Jacques-Antoine Malarewicz : Il est devenu banal de considérer que la relation au travail change. Des facteurs concrets participent à cette évolution comme l’émergence du télétravail et le développement de l’intelligence artificielle. Mais, d’autres éléments plus subjectifs, c’est-à-dire plus difficiles à saisir et à décrire, interviennent également comme l’individualisme et le glissement d’un consumérisme qui concernait d’abord les objets et les biens matériels — au prix d’une indéniable dégradation de l’environnement —, et se focalise de plus en plus sur les relations de chacun avec autrui — au prix d’une possible remise en question fondamentale de la relation avec le réel et donc de l’identité de chacun —. Cette évolution se concentre autour de deux éléments connexes : la valeur des informations, c’est-à-dire la consistance de la vérité malmenée depuis peu par les réseaux dits sociaux et, d’une certaine manière, depuis toujours par les sphères politiques, religieuses et économiques, et la construction de l’identité ce qui en revient à l’immédiat sentiment de réalité pour chaque individu.
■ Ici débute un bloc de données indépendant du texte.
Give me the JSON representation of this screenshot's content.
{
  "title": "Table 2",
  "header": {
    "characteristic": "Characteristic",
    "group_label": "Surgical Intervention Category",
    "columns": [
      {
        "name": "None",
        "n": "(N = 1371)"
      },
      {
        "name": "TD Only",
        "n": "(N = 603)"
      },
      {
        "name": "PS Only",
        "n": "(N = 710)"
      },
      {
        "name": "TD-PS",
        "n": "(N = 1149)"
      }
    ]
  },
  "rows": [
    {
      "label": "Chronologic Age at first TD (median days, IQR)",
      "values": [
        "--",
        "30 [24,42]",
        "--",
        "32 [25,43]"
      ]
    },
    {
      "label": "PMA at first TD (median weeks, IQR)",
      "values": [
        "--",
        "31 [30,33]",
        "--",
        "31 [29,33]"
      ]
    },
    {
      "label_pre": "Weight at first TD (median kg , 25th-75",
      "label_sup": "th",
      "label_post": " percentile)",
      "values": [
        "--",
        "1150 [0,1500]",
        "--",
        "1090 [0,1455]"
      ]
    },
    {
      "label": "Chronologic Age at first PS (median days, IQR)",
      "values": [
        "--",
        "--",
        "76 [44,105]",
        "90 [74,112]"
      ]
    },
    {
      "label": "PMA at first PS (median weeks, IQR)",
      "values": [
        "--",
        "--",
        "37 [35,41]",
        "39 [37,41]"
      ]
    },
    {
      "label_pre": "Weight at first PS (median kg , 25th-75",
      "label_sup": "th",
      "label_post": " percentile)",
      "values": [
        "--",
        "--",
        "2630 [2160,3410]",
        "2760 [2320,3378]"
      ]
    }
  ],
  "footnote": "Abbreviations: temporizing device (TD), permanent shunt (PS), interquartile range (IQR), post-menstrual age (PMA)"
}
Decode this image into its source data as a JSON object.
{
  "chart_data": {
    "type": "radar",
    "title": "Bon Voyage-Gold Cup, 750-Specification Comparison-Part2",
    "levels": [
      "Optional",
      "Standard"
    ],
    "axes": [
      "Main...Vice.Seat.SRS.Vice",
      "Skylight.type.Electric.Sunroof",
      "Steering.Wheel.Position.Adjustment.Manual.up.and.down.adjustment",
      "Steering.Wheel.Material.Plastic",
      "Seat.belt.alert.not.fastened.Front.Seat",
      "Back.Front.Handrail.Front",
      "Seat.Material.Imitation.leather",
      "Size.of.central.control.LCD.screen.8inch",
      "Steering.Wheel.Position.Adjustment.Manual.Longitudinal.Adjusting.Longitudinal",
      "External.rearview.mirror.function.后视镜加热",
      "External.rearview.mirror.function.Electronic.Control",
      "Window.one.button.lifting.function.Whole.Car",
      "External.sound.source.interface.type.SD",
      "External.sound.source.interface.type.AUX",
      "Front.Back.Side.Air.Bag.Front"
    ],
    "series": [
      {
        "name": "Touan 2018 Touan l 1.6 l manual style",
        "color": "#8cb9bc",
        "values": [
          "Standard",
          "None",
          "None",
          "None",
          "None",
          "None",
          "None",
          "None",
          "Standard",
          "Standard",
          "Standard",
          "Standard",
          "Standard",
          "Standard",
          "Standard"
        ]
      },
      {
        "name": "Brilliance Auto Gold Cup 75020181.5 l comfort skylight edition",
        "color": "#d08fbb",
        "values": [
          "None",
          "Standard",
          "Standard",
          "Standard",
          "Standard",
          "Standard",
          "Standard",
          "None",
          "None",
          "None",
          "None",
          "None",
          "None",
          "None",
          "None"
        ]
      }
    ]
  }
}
Cette évolution très actuelle concerne d’abord et avant tout les enfants et les adolescents. Une autre interrogation concerne le rapport au temps et à la durée. Il me semble que nous ayons besoin de reconquérir le plaisir de la patience, même celui de l’ennui ainsi que la plénitude du moyen et du long terme. Il n’est rien de plus violent que la disparition de ces dimensions de l’existence ce qui, dans la déconnexion avec les rythmes physiologiques, nous éloigne d’une dimension humaine, si souvent mise en valeur. L’appropriation de ces composantes fondamentales du lien avec la réalité — encore une fois — par les jeunes générations, notamment dans leurs liens au travail, va probablement avoir des conséquences importantes sur nos mentalités.

Merci Jacques-Antoine Malarewicz

Merci Bertrand Jouvenot

Le livre : , Pearson, 2017.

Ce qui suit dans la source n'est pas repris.